И тогда весь дом восстал против кошачьего палача. Муж и жена Бродаричи, самые уважаемые жильцы, подали в совет жалобу на то, что постоянное воркование не дает спать по утрам; умелец заявил, что голуби весь балкон ему загадили; инженерша — что у нее из-за них аллергия. Все жаждали серьезного наказания, настоящей кары за повешенную кошку. Но совет, к общему разочарованию, ограничился лишь строгим предупреждением голубятнику вместо того, чтобы обязать распустить свою стаю.

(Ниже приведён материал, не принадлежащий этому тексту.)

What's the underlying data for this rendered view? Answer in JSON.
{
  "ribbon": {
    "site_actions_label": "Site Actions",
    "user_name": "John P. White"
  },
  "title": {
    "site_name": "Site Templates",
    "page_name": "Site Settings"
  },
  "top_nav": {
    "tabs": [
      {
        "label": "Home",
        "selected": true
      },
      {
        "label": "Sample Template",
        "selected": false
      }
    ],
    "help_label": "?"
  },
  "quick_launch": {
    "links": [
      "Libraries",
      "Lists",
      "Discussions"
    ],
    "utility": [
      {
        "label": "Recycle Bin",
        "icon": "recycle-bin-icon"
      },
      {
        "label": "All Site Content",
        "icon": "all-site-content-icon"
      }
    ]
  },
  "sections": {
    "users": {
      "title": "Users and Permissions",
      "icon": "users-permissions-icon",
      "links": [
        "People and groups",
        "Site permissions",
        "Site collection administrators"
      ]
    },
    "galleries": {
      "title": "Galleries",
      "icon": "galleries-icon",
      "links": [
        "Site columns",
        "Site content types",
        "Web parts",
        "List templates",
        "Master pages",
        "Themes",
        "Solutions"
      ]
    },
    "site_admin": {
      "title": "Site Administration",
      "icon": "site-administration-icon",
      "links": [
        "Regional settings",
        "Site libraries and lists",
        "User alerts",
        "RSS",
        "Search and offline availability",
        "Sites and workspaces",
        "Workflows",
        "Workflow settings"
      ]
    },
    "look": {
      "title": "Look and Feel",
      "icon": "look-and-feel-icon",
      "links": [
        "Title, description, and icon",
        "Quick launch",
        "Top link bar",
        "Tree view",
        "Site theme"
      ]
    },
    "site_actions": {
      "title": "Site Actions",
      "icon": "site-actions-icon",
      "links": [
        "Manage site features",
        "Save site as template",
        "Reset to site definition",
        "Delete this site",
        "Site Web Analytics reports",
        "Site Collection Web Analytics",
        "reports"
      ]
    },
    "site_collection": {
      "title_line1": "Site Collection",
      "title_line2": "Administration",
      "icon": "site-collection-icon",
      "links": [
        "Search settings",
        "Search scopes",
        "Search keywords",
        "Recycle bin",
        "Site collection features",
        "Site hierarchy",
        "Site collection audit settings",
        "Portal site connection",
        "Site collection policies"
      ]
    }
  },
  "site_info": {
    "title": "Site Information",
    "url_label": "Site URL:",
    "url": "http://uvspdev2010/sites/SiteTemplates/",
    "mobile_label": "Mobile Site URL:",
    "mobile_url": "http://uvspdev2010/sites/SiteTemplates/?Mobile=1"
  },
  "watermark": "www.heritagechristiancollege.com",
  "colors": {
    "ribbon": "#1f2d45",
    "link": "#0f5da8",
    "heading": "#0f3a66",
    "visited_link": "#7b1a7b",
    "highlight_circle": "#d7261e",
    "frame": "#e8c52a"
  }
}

Однако не замедлила и кара. На вновь приобретенных голубей напал тот же загадочный вирус. Голубятник опять попытал удачи в полиции. Но на этот раз вместо экспертизы младший лейтенант просто крепко его отругал: мы, мол, и так заняты по горло, не до ваших кляуз дурацких. И тот наконец сделал для себя вывод: предал Эмеренц через дверь вечному проклятию и, расправясь напоследок — уже тайком — с ее новой кошкой, вымелся со своими голубями в зеленую пригородную зону. Но и после все донимал оттуда Эмеренц анонимными поклепами. Она же с таким здравым незлобивым юмором воспринимала его подвохи, что и совет, и полицию к себе расположила. Там привыкли, что ее персона особенно притягательна для кляузников, как вон для молний — магнитная гора, и не давали наветам хода. Все, вплоть до начинающих инспекторов, просто складывали, махнув рукой, в досье одну анонимку за другой, сразу, по излюбленным словечкам, кудряво-обстоятельной манере изъясняться, узнавая голубятника. Изредка кто-нибудь и заглянет к ней, но просто так, кофе выпить, поболтать. А быстро повышаемый в звании подполковник — тот прямо повадился в гости к ней ходить. И когда назначат к ним в отделение новенького, тут же приведут познакомить; она поджарит колбасы, блинчиков напечет или пышечек соленых, кто что любит; расспросит, если тот из провинции, про его деревню, деда-бабку, про оставленную семью. Они уж и не передавали ей всего, что писали на нее, зачем попусту раздражать: что евреев якобы вылавливала и выдавала в войну, а сейчас тайный передатчик прячет, шпионские сведения американцам передает — и вдобавок скупает и укрывает краденое. Собственно, только после Аделькиного рассказа я успокоилась. И уж окончательно, когда — из-за потерянного удостоверения личности — пришлось зайти в полицию. Мимо как раз проходил подполковник и, услыхав имя и адрес, которые я диктовала, предложил посидеть у него, пока заполняется новое удостоверение. Я думала, с книгами моими знаком, поэтому так предупредителен, но ошиблась. Его интересовала только Эмеренц: она ведь, кажется, теперь у вас работает; как поживает, что поделывает? И как там дочка ее племянника (о существовании которой я и понятия не имела), вернулась ли из больницы домой?..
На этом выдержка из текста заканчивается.